W miarę możliwości należy przy tym opierać się na wskazaniach systemów wspomagania decyzji, z których rolnicy coraz częściej korzystają , jak  np. system wspomagania decyzji w ochronie ziemniaka przed zarazą ziemniaczaną  dostępny na naszej stronie internetowej WODR. Systemy wspomagania decyzji w ochronie roślin – systemy te, bazujące na znajomości biologii organizmów szkodliwych, wskazują optymalny termin wykonania chemicznych zabiegów ochrony roślin.
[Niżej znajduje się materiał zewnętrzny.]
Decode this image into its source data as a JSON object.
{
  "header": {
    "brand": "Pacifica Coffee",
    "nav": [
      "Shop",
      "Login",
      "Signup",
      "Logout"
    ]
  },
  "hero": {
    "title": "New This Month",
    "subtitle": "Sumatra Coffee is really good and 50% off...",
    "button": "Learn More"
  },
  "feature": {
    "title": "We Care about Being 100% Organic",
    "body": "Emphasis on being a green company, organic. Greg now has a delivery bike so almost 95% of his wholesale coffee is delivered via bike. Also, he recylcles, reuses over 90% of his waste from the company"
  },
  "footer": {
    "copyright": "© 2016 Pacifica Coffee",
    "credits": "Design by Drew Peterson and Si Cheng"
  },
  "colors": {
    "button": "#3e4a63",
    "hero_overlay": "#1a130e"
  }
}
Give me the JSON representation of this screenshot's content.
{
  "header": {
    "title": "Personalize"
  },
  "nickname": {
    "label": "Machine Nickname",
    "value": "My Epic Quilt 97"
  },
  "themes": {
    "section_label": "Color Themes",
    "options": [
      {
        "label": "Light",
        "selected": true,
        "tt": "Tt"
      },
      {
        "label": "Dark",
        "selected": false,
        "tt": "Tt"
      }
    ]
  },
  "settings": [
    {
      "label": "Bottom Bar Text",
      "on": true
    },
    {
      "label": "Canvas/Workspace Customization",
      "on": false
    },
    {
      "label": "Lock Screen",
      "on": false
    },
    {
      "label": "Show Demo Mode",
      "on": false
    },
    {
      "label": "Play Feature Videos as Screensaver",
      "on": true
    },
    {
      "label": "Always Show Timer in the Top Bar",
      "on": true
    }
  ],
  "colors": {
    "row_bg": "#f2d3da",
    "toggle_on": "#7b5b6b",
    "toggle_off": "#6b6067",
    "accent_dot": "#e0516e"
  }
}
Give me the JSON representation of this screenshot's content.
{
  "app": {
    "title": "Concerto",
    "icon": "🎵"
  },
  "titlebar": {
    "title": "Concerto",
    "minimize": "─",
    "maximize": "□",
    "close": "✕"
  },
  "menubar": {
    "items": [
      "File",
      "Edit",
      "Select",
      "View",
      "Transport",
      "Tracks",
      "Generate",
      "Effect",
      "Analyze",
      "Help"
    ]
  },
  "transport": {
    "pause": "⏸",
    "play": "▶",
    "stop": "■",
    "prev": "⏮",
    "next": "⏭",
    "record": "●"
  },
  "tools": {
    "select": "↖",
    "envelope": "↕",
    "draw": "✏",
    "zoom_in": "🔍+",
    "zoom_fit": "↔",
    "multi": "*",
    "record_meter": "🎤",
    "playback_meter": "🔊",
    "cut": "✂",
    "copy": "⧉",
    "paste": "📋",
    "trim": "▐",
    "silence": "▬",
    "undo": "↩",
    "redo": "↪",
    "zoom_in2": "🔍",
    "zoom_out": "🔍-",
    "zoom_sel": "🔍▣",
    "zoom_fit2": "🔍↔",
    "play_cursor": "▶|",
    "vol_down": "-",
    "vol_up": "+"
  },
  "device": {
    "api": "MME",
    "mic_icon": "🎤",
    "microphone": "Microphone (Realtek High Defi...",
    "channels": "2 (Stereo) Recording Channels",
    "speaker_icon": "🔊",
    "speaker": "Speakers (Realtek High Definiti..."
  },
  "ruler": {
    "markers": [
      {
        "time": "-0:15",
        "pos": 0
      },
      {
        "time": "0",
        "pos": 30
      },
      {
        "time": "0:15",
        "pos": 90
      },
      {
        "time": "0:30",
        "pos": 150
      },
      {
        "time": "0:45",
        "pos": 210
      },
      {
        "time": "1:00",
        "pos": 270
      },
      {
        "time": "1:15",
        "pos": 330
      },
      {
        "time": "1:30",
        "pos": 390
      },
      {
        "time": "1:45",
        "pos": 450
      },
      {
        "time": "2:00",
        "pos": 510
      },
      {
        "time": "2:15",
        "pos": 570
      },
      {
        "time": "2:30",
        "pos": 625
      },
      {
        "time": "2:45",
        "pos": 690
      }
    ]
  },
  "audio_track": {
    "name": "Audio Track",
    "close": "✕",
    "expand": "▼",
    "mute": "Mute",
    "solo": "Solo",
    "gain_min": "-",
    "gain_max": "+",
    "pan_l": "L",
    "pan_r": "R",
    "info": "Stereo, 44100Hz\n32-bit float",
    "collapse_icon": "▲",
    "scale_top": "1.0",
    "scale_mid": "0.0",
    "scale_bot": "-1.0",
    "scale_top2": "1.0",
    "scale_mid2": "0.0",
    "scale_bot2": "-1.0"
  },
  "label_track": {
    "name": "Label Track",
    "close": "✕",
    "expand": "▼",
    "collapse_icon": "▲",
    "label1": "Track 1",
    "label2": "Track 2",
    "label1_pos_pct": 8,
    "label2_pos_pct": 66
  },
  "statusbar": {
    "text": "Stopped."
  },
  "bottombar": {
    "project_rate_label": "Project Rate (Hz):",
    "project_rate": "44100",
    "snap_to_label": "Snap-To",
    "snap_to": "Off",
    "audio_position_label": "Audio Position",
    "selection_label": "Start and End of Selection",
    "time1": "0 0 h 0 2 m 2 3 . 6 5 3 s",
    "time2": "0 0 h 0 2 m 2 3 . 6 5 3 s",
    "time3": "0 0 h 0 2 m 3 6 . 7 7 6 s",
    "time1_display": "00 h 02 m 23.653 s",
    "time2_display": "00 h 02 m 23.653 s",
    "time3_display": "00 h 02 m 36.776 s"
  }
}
Zastosowane w systemie integrowanej produkcji  środki chemiczne nie powinny należeć do grupy toksycznych dla ludzi i środowiska. W integrowanej metodzie, jeżeli jest taka możliwość, powinno się stosować biologiczne metody ograniczania organizmów szkodliwych.

 Przystępując do zwalczania sprawców chorób należy określić sprawcę głównego zagrożenia oraz możliwość występowania w tym samym czasie innych aby dokonać wyboru fungicydu zawierającego substancje aktywne, które umożliwią całkowitą kontrolę nad zdrowotnością plantacji. Wybór środka powinien być związany z fazą wzrostu roślin i warunkami agroklimatycznymi. W zwalczaniu szkodników ważna jest znajomość szkód morfologicznych przez nie wywoływanych. Istotne jest też używanie naczyń chwytnych, pułapek lepowych i innych urządzeń umożliwiających precyzyjne monitorowanie nasilenia występowanie szkodnika w łanie ,np. żółte naczynia w rzepaku.

Te wszystkie metody  i praktyczne aspekty  integrowanej ochrony roślin rolniczych omawialiśmy na spotkaniach  wiosennych , które na terenie Miłosławia odbyły się: 24-02-2016 , 02-03-2016 , 16-03-2016  r. w Urzędzie Gminy. Tematem przewodnim tych spotkań –„ Metody ograniczenia patogenów w uprawach rolniczych.” Efekty integrowanej ochrony w zbożach na roślinach już dojrzałych mogli rolnicy obejrzeć na polach p. Ryszarda Przybylskiego  na ostatnim spotkaniu tego cyklu w ramach pokazu w dniu 22-06-2016  oraz   08-09-2016 r.